With the results obtained, it is possible to confirm the efficiency of adopted training strategy, based on the usage of swarm intelligence techniques. It achieved an improvement of the average accuracy from 92.80% to 93.71%, precision from 92.29% to 93.53%, sensitivity from 91.48% to 92.96% and specificity from 96.62% to 98.52%. During the performed simulation, we investigated the impact of the activation function. We verified the performance of the Rectified Linear Unit (ReLU) function as well as the Hyperbolic Tangent function.

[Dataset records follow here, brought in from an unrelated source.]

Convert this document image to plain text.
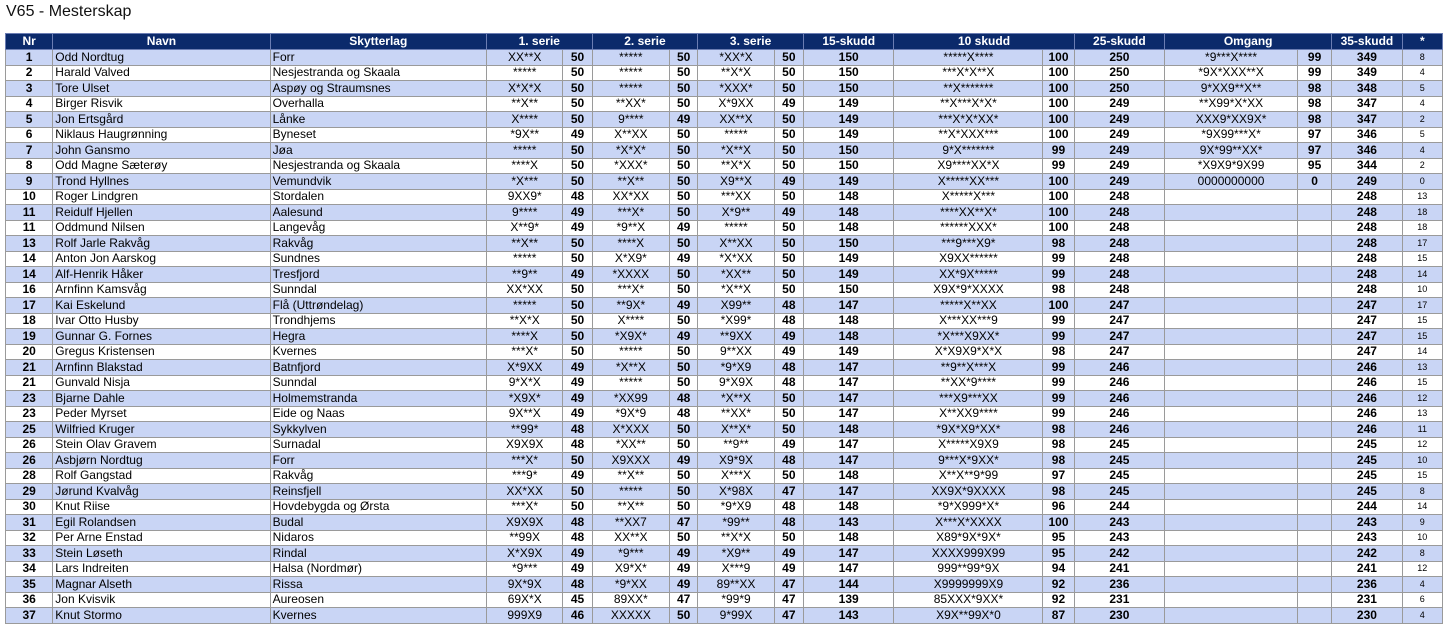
V65 - Mesterskap
Nr	Navn	Skytterlag	1. serie		2. serie		3. serie		15-skudd	10 skudd		25-skudd	Omgang		35-skudd	*
1	Odd Nordtug	Forr	XX**X	50	*****	50	*XX*X	50	150	*****X****	100	250	*9***X****	99	349	8
2	Harald Valved	Nesjestranda og Skaala	*****	50	*****	50	**X*X	50	150	***X*X**X	100	250	*9X*XXX**X	99	349	4
3	Tore Ulset	Aspøy og Straumsnes	X*X*X	50	*****	50	*XXX*	50	150	**X*******	100	250	9*XX9**X**	98	348	5
4	Birger Risvik	Overhalla	**X**	50	**XX*	50	X*9XX	49	149	**X***X*X*	100	249	**X99*X*XX	98	347	4
5	Jon Ertsgård	Lånke	X****	50	9****	49	XX**X	50	149	***X*X*XX*	100	249	XXX9*XX9X*	98	347	2
6	Niklaus Haugrønning	Byneset	*9X**	49	X**XX	50	*****	50	149	**X*XXX***	100	249	*9X99***X*	97	346	5
7	John Gansmo	Jøa	*****	50	*X*X*	50	*X**X	50	150	9*X*******	99	249	9X*99**XX*	97	346	4
8	Odd Magne Sæterøy	Nesjestranda og Skaala	****X	50	*XXX*	50	**X*X	50	150	X9****XX*X	99	249	*X9X9*9X99	95	344	2
9	Trond Hyllnes	Vemundvik	*X***	50	**X**	50	X9**X	49	149	X*****XX***	100	249	0000000000	0	249	0
10	Roger Lindgren	Stordalen	9XX9*	48	XX*XX	50	***XX	50	148	X*****X***	100	248			248	13
11	Reidulf Hjellen	Aalesund	9****	49	***X*	50	X*9**	49	148	****XX**X*	100	248			248	18
11	Oddmund Nilsen	Langevåg	X**9*	49	*9**X	49	*****	50	148	******XXX*	100	248			248	18
13	Rolf Jarle Rakvåg	Rakvåg	**X**	50	****X	50	X**XX	50	150	***9***X9*	98	248			248	17
14	Anton Jon Aarskog	Sundnes	*****	50	X*X9*	49	*X*XX	50	149	X9XX******	99	248			248	15
14	Alf-Henrik Håker	Tresfjord	**9**	49	*XXXX	50	*XX**	50	149	XX*9X*****	99	248			248	14
16	Arnfinn Kamsvåg	Sunndal	XX*XX	50	***X*	50	*X**X	50	150	X9X*9*XXXX	98	248			248	10
17	Kai Eskelund	Flå (Uttrøndelag)	*****	50	**9X*	49	X99**	48	147	*****X**XX	100	247			247	17
18	Ivar Otto Husby	Trondhjems	**X*X	50	X****	50	*X99*	48	148	X***XX***9	99	247			247	15
19	Gunnar G. Fornes	Hegra	****X	50	*X9X*	49	**9XX	49	148	*X***X9XX*	99	247			247	15
20	Gregus Kristensen	Kvernes	***X*	50	*****	50	9**XX	49	149	X*X9X9*X*X	98	247			247	14
21	Arnfinn Blakstad	Batnfjord	X*9XX	49	*X**X	50	*9*X9	48	147	**9**X***X	99	246			246	13
21	Gunvald Nisja	Sunndal	9*X*X	49	*****	50	9*X9X	48	147	**XX*9****	99	246			246	15
23	Bjarne Dahle	Holmemstranda	*X9X*	49	*XX99	48	*X**X	50	147	***X9***XX	99	246			246	12
23	Peder Myrset	Eide og Naas	9X**X	49	*9X*9	48	**XX*	50	147	X**XX9****	99	246			246	13
25	Wilfried Kruger	Sykkylven	**99*	48	X*XXX	50	X**X*	50	148	*9X*X9*XX*	98	246			246	11
26	Stein Olav Gravem	Surnadal	X9X9X	48	*XX**	50	**9**	49	147	X*****X9X9	98	245			245	12
26	Asbjørn Nordtug	Forr	***X*	50	X9XXX	49	X9*9X	48	147	9***X*9XX*	98	245			245	10
28	Rolf Gangstad	Rakvåg	***9*	49	**X**	50	X***X	50	148	X**X**9*99	97	245			245	15
29	Jørund Kvalvåg	Reinsfjell	XX*XX	50	*****	50	X*98X	47	147	XX9X*9XXXX	98	245			245	8
30	Knut Riise	Hovdebygda og Ørsta	***X*	50	**X**	50	*9*X9	48	148	*9*X999*X*	96	244			244	14
31	Egil Rolandsen	Budal	X9X9X	48	**XX7	47	*99**	48	143	X***X*XXXX	100	243			243	9
32	Per Arne Enstad	Nidaros	**99X	48	XX**X	50	**X*X	50	148	X89*9X*9X*	95	243			243	10
33	Stein Løseth	Rindal	X*X9X	49	*9***	49	*X9**	49	147	XXXX999X99	95	242			242	8
34	Lars Indreiten	Halsa (Nordmør)	*9***	49	X9*X*	49	X***9	49	147	999**99*9X	94	241			241	12
35	Magnar Alseth	Rissa	9X*9X	48	*9*XX	49	89**XX	47	144	X9999999X9	92	236			236	4
36	Jon Kvisvik	Aureosen	69X*X	45	89XX*	47	*99*9	47	139	85XXX*9XX*	92	231			231	6
37	Knut Stormo	Kvernes	999X9	46	XXXXX	50	9*99X	47	143	X9X**99X*0	87	230			230	4
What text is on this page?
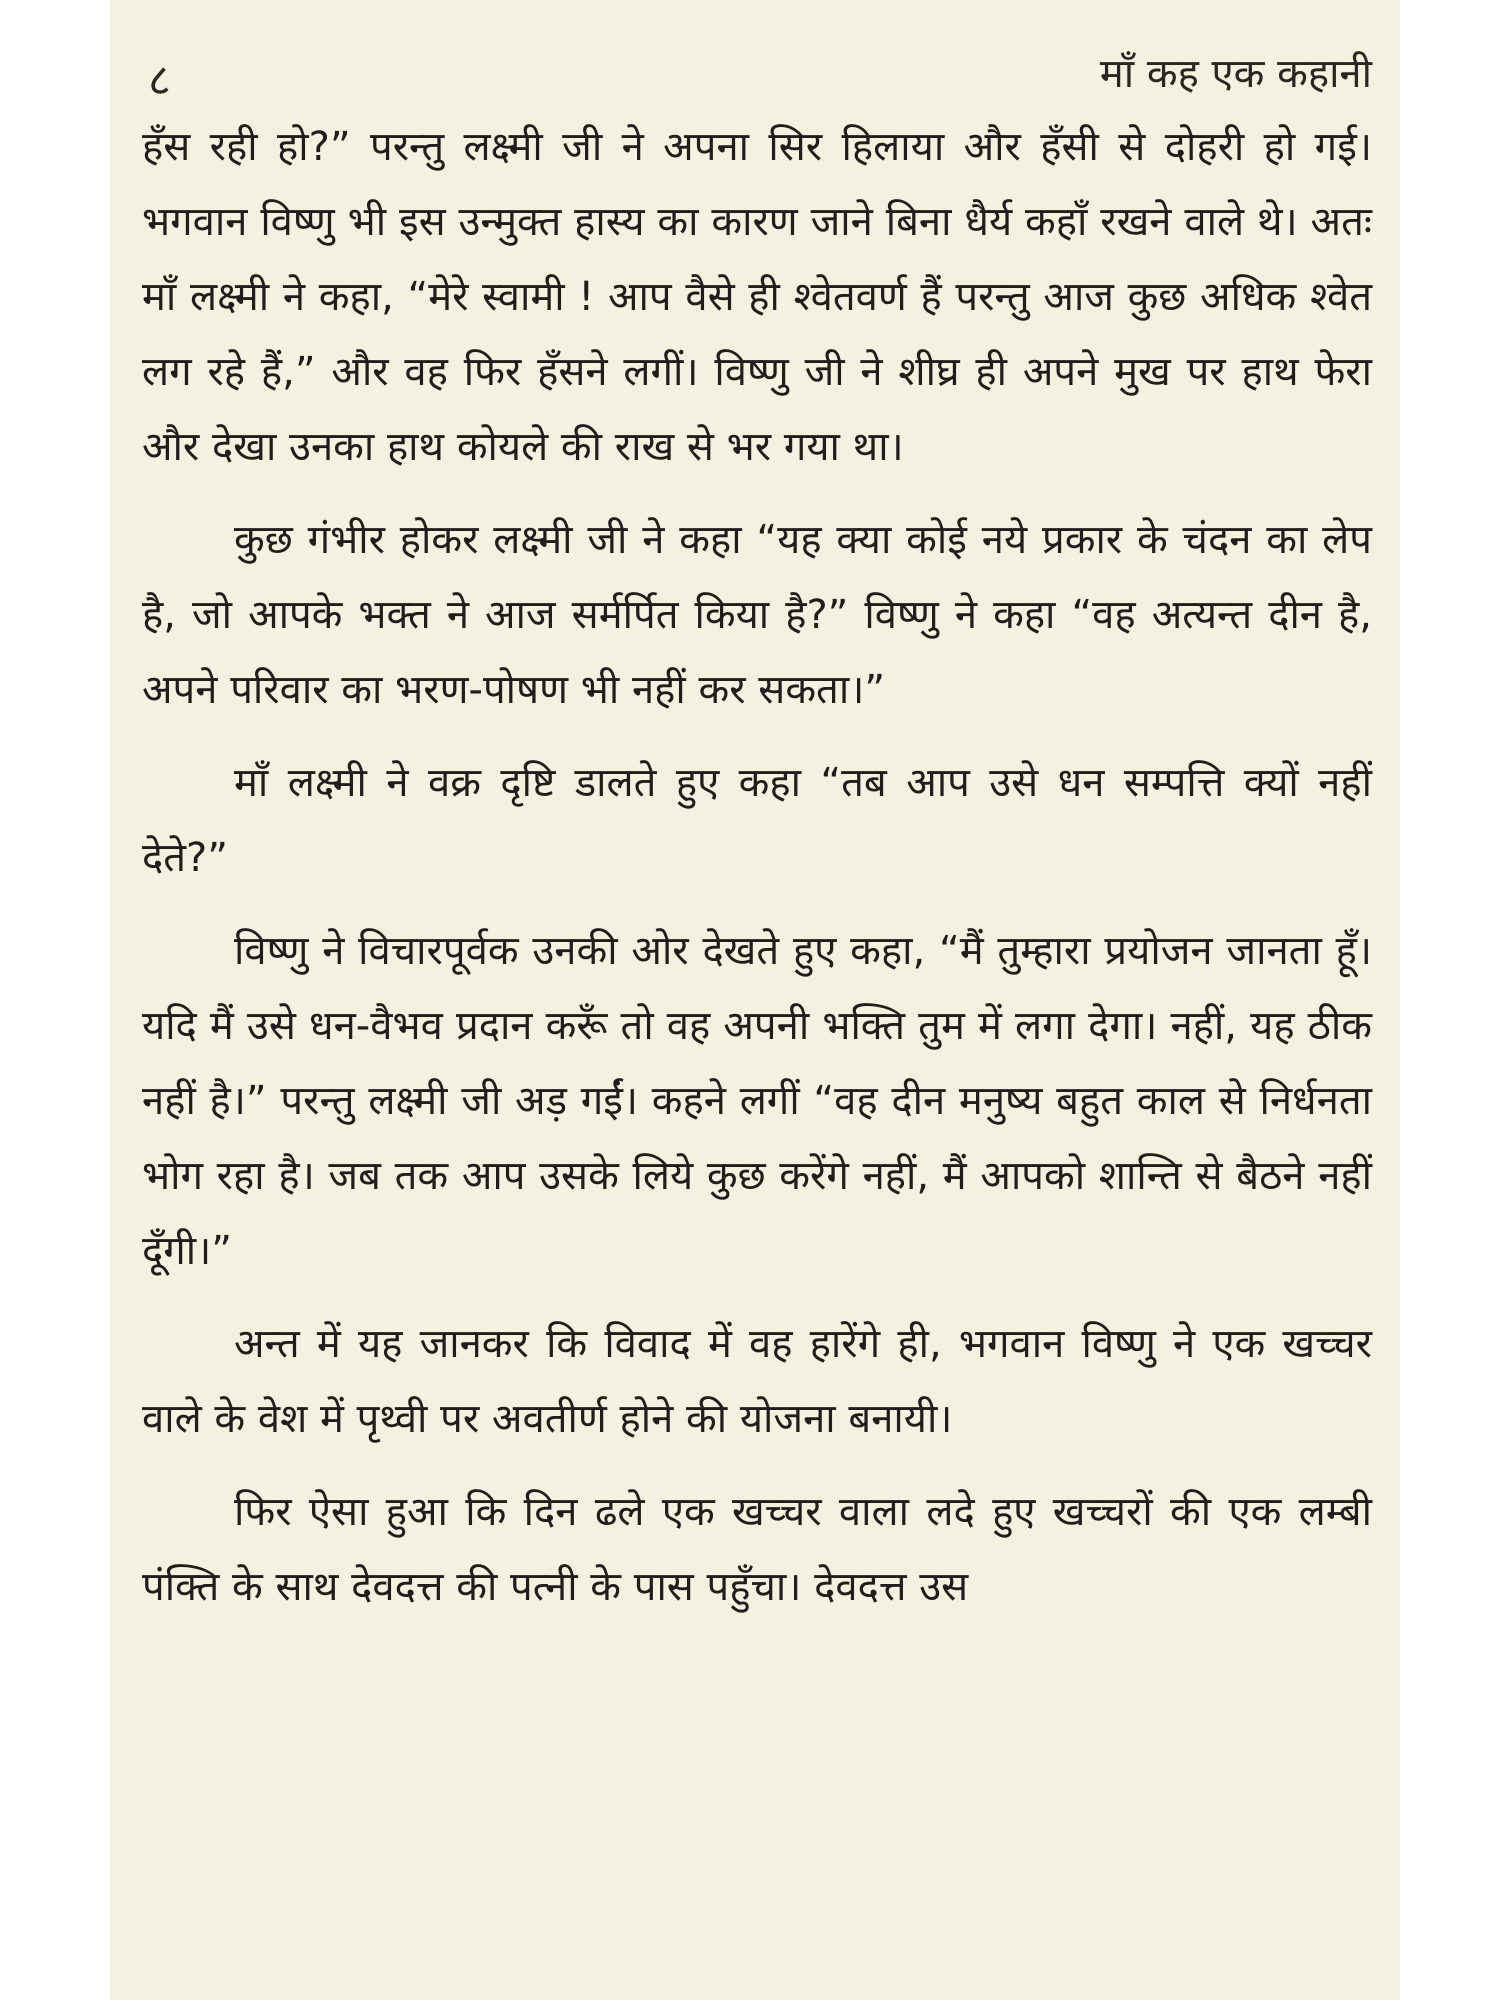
८	माँ कह एक कहानी

हँस रही हो?” परन्तु लक्ष्मी जी ने अपना सिर हिलाया और हँसी से दोहरी हो गई। भगवान विष्णु भी इस उन्मुक्त हास्य का कारण जाने बिना धैर्य कहाँ रखने वाले थे। अतः माँ लक्ष्मी ने कहा, “मेरे स्वामी ! आप वैसे ही श्वेतवर्ण हैं परन्तु आज कुछ अधिक श्वेत लग रहे हैं,” और वह फिर हँसने लगीं। विष्णु जी ने शीघ्र ही अपने मुख पर हाथ फेरा और देखा उनका हाथ कोयले की राख से भर गया था।

कुछ गंभीर होकर लक्ष्मी जी ने कहा “यह क्या कोई नये प्रकार के चंदन का लेप है, जो आपके भक्त ने आज सर्मर्पित किया है?” विष्णु ने कहा “वह अत्यन्त दीन है, अपने परिवार का भरण-पोषण भी नहीं कर सकता।”

माँ लक्ष्मी ने वक्र दृष्टि डालते हुए कहा “तब आप उसे धन सम्पत्ति क्यों नहीं देते?”

विष्णु ने विचारपूर्वक उनकी ओर देखते हुए कहा, “मैं तुम्हारा प्रयोजन जानता हूँ। यदि मैं उसे धन-वैभव प्रदान करूँ तो वह अपनी भक्ति तुम में लगा देगा। नहीं, यह ठीक नहीं है।” परन्तु लक्ष्मी जी अड़ गईं। कहने लगीं “वह दीन मनुष्य बहुत काल से निर्धनता भोग रहा है। जब तक आप उसके लिये कुछ करेंगे नहीं, मैं आपको शान्ति से बैठने नहीं दूँगी।”

अन्त में यह जानकर कि विवाद में वह हारेंगे ही, भगवान विष्णु ने एक खच्चर वाले के वेश में पृथ्वी पर अवतीर्ण होने की योजना बनायी।

फिर ऐसा हुआ कि दिन ढले एक खच्चर वाला लदे हुए खच्चरों की एक लम्बी पंक्ति के साथ देवदत्त की पत्नी के पास पहुँचा। देवदत्त उस
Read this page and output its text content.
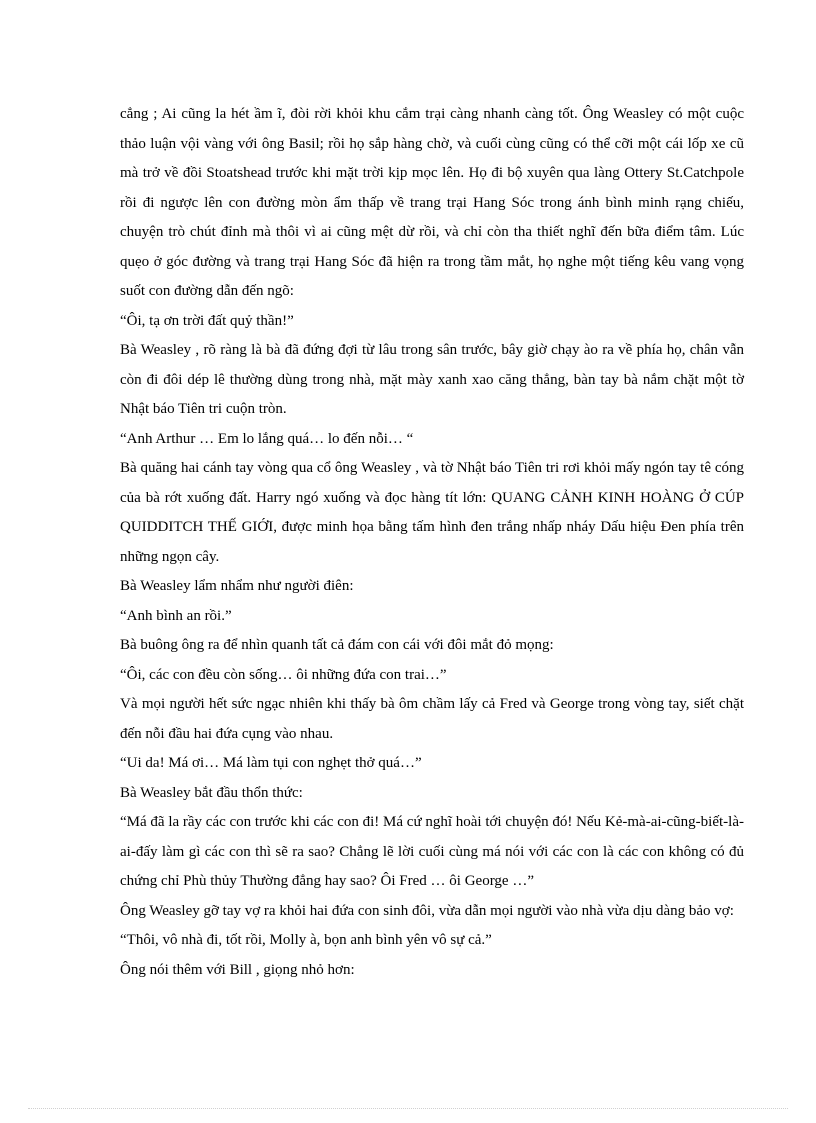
cẳng ; Ai cũng la hét ầm ĩ, đòi rời khỏi khu cắm trại càng nhanh càng tốt. Ông Weasley có một cuộc thảo luận vội vàng với ông Basil; rồi họ sắp hàng chờ, và cuối cùng cũng có thể cỡi một cái lốp xe cũ mà trở về đồi Stoatshead trước khi mặt trời kịp mọc lên. Họ đi bộ xuyên qua làng Ottery St.Catchpole rồi đi ngược lên con đường mòn ẩm thấp về trang trại Hang Sóc trong ánh bình minh rạng chiếu, chuyện trò chút đỉnh mà thôi vì ai cũng mệt dừ rồi, và chỉ còn tha thiết nghĩ đến bữa điểm tâm. Lúc quẹo ở góc đường và trang trại Hang Sóc đã hiện ra trong tầm mắt, họ nghe một tiếng kêu vang vọng suốt con đường dẫn đến ngõ:

“Ôi, tạ ơn trời đất quỷ thần!”

Bà Weasley , rõ ràng là bà đã đứng đợi từ lâu trong sân trước, bây giờ chạy ào ra về phía họ, chân vẫn còn đi đôi dép lê thường dùng trong nhà, mặt mày xanh xao căng thẳng, bàn tay bà nắm chặt một tờ Nhật báo Tiên tri cuộn tròn.

“Anh Arthur … Em lo lắng quá… lo đến nỗi… “

Bà quăng hai cánh tay vòng qua cổ ông Weasley , và tờ Nhật báo Tiên tri rơi khỏi mấy ngón tay tê cóng của bà rớt xuống đất. Harry ngó xuống và đọc hàng tít lớn: QUANG CẢNH KINH HOÀNG Ở CÚP QUIDDITCH THẾ GIỚI, được minh họa bằng tấm hình đen trắng nhấp nháy Dấu hiệu Đen phía trên những ngọn cây.

Bà Weasley lẩm nhẩm như người điên:

“Anh bình an rồi.”

Bà buông ông ra để nhìn quanh tất cả đám con cái với đôi mắt đỏ mọng:

“Ôi, các con đều còn sống… ôi những đứa con trai…”

Và mọi người hết sức ngạc nhiên khi thấy bà ôm chầm lấy cả Fred và George trong vòng tay, siết chặt đến nỗi đầu hai đứa cụng vào nhau.

“Ui da! Má ơi… Má làm tụi con nghẹt thở quá…”

Bà Weasley bắt đầu thổn thức:

“Má đã la rầy các con trước khi các con đi! Má cứ nghĩ hoài tới chuyện đó! Nếu Kẻ-mà-ai-cũng-biết-là-ai-đấy làm gì các con thì sẽ ra sao? Chẳng lẽ lời cuối cùng má nói với các con là các con không có đủ chứng chỉ Phù thủy Thường đẳng hay sao? Ôi Fred … ôi George …”

Ông Weasley gỡ tay vợ ra khỏi hai đứa con sinh đôi, vừa dẫn mọi người vào nhà vừa dịu dàng bảo vợ:

“Thôi, vô nhà đi, tốt rồi, Molly à, bọn anh bình yên vô sự cả.”

Ông nói thêm với Bill , giọng nhỏ hơn:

We also investigated the impact of different max-pooling functions on the performance of the network. We concluded that the ReLU models achieved a better performance than hyperbolic tangent based models. With respect to the max-pooling matrix size, we proved that the larger the matrix is, the worse the performance obtained.

Regarding the performance of the investigated swarm intelligence algorithms, three out of the seven exploited methods provided the best performances. PSO, HSA and GSA allowed the achievement of the best performances, regarding the four considered metrics. It is noteworthy to point out that labeling a non-cancerous nodule as cancerous is a bad decision. However, identifying a cancerous nodule as non-cancerous is worse as it affects the following treatment of the corresponding patient. Based this observation, one would elect the PSO technique as the best one simply because it achieved higher accuracy yet it provided the lowest rate of false negatives.

As a future work, we intend to apply our approach to images of other kind of tumors so as to generalize the obtained results.